江代出是在客厅的沙发里从梦中挣脱出来的,猛坐起身,颈间滑落一缕湿凉。他伸手抹了抹,坐着发了会呆儿。这些年他偶尔也做一些零碎的关于以前的梦,只是这次贺繁的面容尤其清晰。
人都说日有所思夜有所梦,他明明从未刻意去怀念旧人,也没非要抓着跟贺繁的那段过去不放。可却总是应了那一句:不思量,自难忘。
然年少时他一厢情愿的所谓爱情,如今已是坟头草木深,无处话凄凉。
于情于理于岁月逐流,都早该翻篇儿了。
他客厅没有挂钟,想去卧室拿个手机看看时间,起身时腿磕到茶几,碰翻了上面昨晚没喝完的酒,半杯威士忌泼了一地毯,他家居裤的裤脚也脏了。
全乱了。
等收拾完遭了殃的米白色地毯,再收拾完自己,出门已经九点过。
他天生就是那种怎么气热血足,怎么熬夜都不长黑眼圈的体质,到公司见人时已然一扫昨晚颓唐,把自己捯饬得人模人样,身着正装,抓了头,还喷了个骚包的古龙水。从写字楼大厅往公司里这一路,长腿一迈就自成风景,惹眼得不行。公司女员工们时常凑在一块窃窃私语,言语描摹他们老板衬衫下线条饱满张扬的胸腹肌。
与外表极为一致,江代出一向不是个谦逊低调的人,甚至言行作风上还带着点不失分寸的狂,狂得火候正好,张驰有度,加之行事作风上雷雳果断,却鲜少失当,恰如其分地诠释了什么叫做“人不轻狂枉少年”。

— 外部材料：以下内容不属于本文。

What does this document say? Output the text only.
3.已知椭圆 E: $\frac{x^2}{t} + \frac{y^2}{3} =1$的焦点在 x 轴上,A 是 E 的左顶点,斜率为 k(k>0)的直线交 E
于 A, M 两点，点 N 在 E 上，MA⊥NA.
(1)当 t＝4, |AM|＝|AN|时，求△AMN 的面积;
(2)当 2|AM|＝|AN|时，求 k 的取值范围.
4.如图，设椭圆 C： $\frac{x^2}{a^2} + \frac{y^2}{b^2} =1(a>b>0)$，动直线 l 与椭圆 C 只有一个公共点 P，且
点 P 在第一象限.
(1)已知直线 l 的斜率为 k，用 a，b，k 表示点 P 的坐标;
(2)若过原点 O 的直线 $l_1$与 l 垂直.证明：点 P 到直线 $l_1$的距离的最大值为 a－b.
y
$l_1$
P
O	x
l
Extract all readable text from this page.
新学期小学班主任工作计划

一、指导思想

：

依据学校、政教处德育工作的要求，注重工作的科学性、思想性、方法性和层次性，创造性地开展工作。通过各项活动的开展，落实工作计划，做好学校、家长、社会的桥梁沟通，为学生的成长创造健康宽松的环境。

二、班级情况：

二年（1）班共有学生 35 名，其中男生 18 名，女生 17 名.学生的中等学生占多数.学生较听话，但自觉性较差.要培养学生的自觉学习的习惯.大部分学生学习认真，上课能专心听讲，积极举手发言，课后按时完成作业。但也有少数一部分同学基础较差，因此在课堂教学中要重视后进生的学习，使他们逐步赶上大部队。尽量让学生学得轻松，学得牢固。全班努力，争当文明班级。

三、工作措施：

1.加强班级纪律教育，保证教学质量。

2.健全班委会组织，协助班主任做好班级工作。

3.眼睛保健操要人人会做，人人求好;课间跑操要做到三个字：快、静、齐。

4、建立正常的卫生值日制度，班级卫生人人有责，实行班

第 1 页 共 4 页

就是这二十六岁的年纪还说是少年有点牵强,但总归是个潇洒俊逸年轻有为,以至于也难免有那么些风流的青年才俊。
二十多岁的年轻老板在温哥华这个富二代遍地开花的城市多如牛毛,可真正能凭本事干出点名堂的屈指也难数出几个,华人圈里更是凤毛麟角。
“江山一代”是江代出还没毕业就开始鼓捣的一家传媒公司,短短几年办公地点迁了三次,地段还是原来的地段,但规模越做越大,从最开始几十平的临街铺面搬到商场中层的半开放工作室,几个月前又刚换到这栋高端商业写字楼,占了顶楼的两层楼面,加一个用于临时拍摄的露台。